A Sidewalk Liability Case Involving a Vacant Church

Ellis v. Hilton United Methodist Church, ___ N.J. Super. ___ (App. Div. 2018).  The opinion in this case, issued today, involved a slip and fall on a sidewalk that abutted a vacant church.  Plaintiff sued two church defendants and, before discovery concluded, filed a motion to strike defendants’ charitable immunity defense and declare the church to be a commercial landowner.  Defendants cross-moved for summary judgment.  The Law Division granted defendants’ cross-motion.  On plaintiff’s appeal, the Appellate Division affirmed.  Judge Rothstadt wrote the panel’s opinion.

Plaintiff asserted a theory of liability based on Gray v. Caldwell Wood Products, Inc., 425 N.J. Super. 496 (App.

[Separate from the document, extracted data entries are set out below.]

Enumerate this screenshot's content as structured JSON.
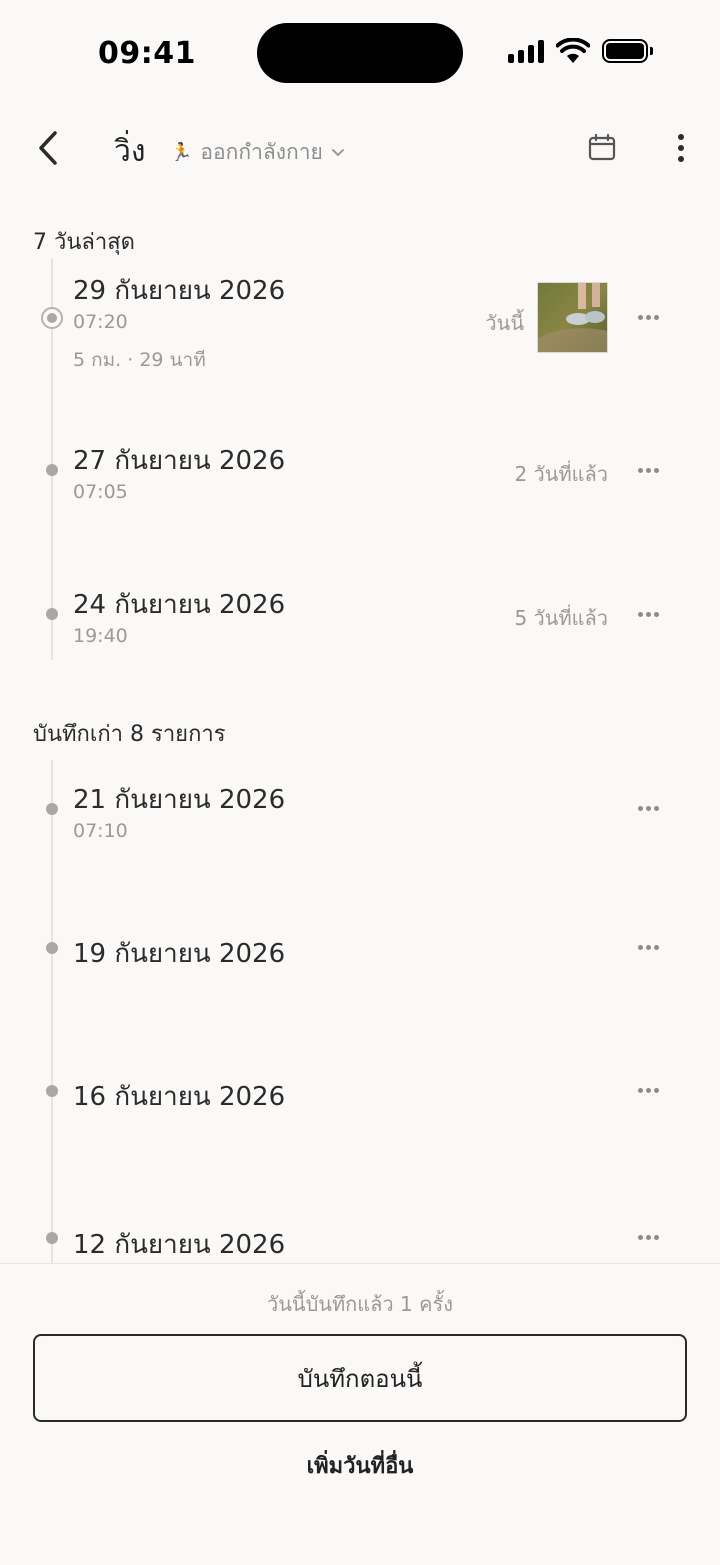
{
  "status_bar": {
    "time": "09:41"
  },
  "header": {
    "title": "วิ่ง",
    "category_emoji": "🏃",
    "category_label": "ออกกำลังกาย"
  },
  "recent": {
    "title": "7 วันล่าสุด",
    "entries": [
      {
        "date": "29 กันยายน 2026",
        "time": "07:20",
        "detail": "5 กม. · 29 นาที",
        "relative": "วันนี้",
        "has_photo": true
      },
      {
        "date": "27 กันยายน 2026",
        "time": "07:05",
        "relative": "2 วันที่แล้ว"
      },
      {
        "date": "24 กันยายน 2026",
        "time": "19:40",
        "relative": "5 วันที่แล้ว"
      }
    ]
  },
  "older": {
    "title": "บันทึกเก่า 8 รายการ",
    "entries": [
      {
        "date": "21 กันยายน 2026",
        "time": "07:10"
      },
      {
        "date": "19 กันยายน 2026"
      },
      {
        "date": "16 กันยายน 2026"
      },
      {
        "date": "12 กันยายน 2026"
      }
    ]
  },
  "bottom": {
    "status": "วันนี้บันทึกแล้ว 1 ครั้ง",
    "log_now_label": "บันทึกตอนนี้",
    "add_other_label": "เพิ่มวันที่อื่น"
  },
  "colors": {
    "background": "#faf9f7",
    "text": "#2b2b2b",
    "muted": "#9b9a97"
  }
}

Div. 2012).  Gray had imposed sidewalk liability on the owner of a vacant commercial building.  Plaintiff argued that since the church was not being used for religious or charitable purposes, it had to be characterized as commercial property, and that since abutting commercial property owners are subject to sidewalk liability, the church should be treated likewise.  Plaintiff also noted that, like the property owner in Gray, the church had insurance to protect it.

Applying the de novo standard of review, Judge Rothstadt disagreed.   There was no evidence that the church’s property had been used for commercial purposes.  Had there been such evidence, the church could have been liable, as Judge Rothstadt noted, citing cases.  But absent that, the church was a non-commercial property, and defendants were not liable.

Gray did not alter that conclusion.   The court here “hew[ed] to [its] earlier decisions that vacant property that had not been put to commercial use is not subject to sidewalk liability.”  Gray was distinguishable because the property there had the capacity to generate income, and, had, in fact, generated income in the recent past.”  That was not so of the church, and the panel rejected the argument that the church “could have been put to use to generate income.”  That principle would have made any vacant building subject to liability, a result not in keeping with Supreme Court precedent.

Plaintiff also contended, for the first time on appeal, that the trial court had no right to grant summary judgment when discovery was not yet closed.  Judge Rothstadt declined to address that issue since plaintiff had not raised it below.

But he discussed and rejected that idea anyway.  Judge Rothstadt stated that plaintiff’s own motion below essentially sought partial summary judgment and, quoting a Supreme Court case, observed that a remand for the completion of discovery is not required where the party seeking such discovery “was the first party to file a motion for summary judgment.”  Besides, plaintiff had not identified what additional discovery he would need or how it would change the outcome.